On the heels of South Carolina, some colleges in Georgia are considering a proposal to ban undocumented students from higher education.

North Carolina also tried this in community colleges last year, realized it was losing money and repealed the ban. But the Georgia proposal is creative. University of Georgia, Georgia Tech, and other public colleges would only ban the students if the schools do not have the space to admit all academically qualified applicants.

How many undocumented students are “invading” the state of Georgia? The university system estimates that 501 students out of 310,000 attending the 35 campuses are classified as undocumented. The numbers are potentially much lower because many of these are probably United States citizens who have not submitted the required paperwork.

So lets get this one straight. The University of Georgia system is so concerned about the prospect of undocumented students taking seats away from other academically qualified applicants that they are looking into banning less than half of one percent of their students or prospective students from the system? And a committee was convened to explore this option as a viable possibility to improving access to higher education?
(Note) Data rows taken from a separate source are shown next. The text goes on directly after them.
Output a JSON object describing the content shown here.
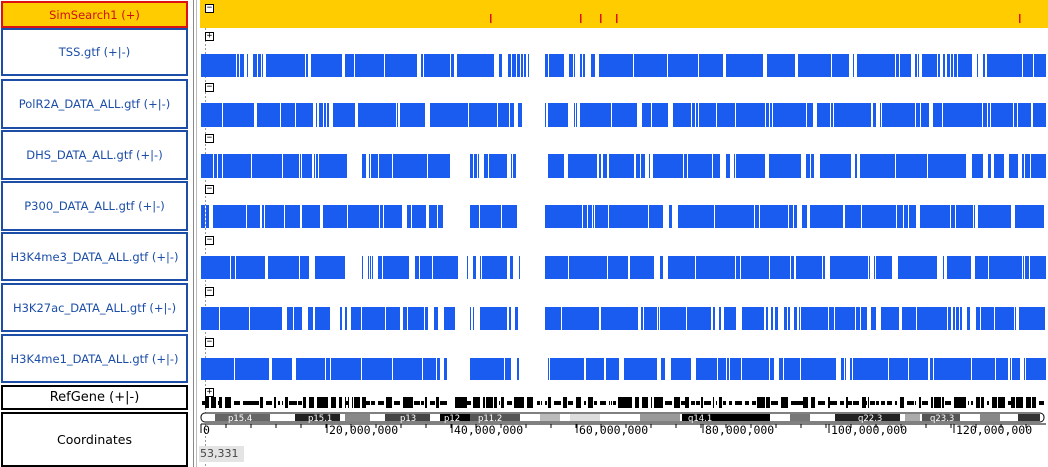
{
  "tracks": [
    {
      "label": "SimSearch1 (+)",
      "toggle": "−"
    },
    {
      "label": "TSS.gtf (+|-)",
      "toggle": "+"
    },
    {
      "label": "PolR2A_DATA_ALL.gtf (+|-)",
      "toggle": "−"
    },
    {
      "label": "DHS_DATA_ALL.gtf (+|-)",
      "toggle": "−"
    },
    {
      "label": "P300_DATA_ALL.gtf (+|-)",
      "toggle": "−"
    },
    {
      "label": "H3K4me3_DATA_ALL.gtf (+|-)",
      "toggle": "−"
    },
    {
      "label": "H3K27ac_DATA_ALL.gtf (+|-)",
      "toggle": "−"
    },
    {
      "label": "H3K4me1_DATA_ALL.gtf (+|-)",
      "toggle": "−"
    },
    {
      "label": "RefGene (+|-)",
      "toggle": "+"
    },
    {
      "label": "Coordinates",
      "toggle": ""
    }
  ],
  "ideogram": {
    "bands": [
      "p15.4",
      "p15.1",
      "p13",
      "p12",
      "p11.2",
      "q14.1",
      "q22.3",
      "q23.3"
    ]
  },
  "coordinates": {
    "ticks": [
      "0",
      "20,000,000",
      "40,000,000",
      "60,000,000",
      "80,000,000",
      "100,000,000",
      "120,000,000"
    ]
  },
  "footer": {
    "position": "53,331"
  },
  "colors": {
    "track_fill": "#1a5cf0",
    "simsearch_bg": "#ffcc00",
    "simsearch_hit": "#dd1111"
  }
}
Besides the fact that the impact of undocumented students on Georgia schools is limited, there’s also a fallacy in assuming a strict divide between between having documentation and not having paperwork. Sam Chun is a junior accounting major at a University of Georgia and admits that he used to be undocumented. “I just got my citizenship when my dad got his six years ago. I was like everybody else playing around as a kid and studying like everybody else, so just a document didn’t really separate me as a person from everybody else. The school should give a chance for those that don’t have the privilege to be educated.” How can anyone possibly say that students like Chun should be denied a chance to access higher education?

It’s unfortunate that those entrusted with improving access to higher education in Georgia are taking the view that excluding certain students is the way to serve Georgia better. It doesn’t make sense. If there’s not enough space for equally qualified students, bring in another chair. If that doesn’t help, build another school. At the end of the day, education is an investment.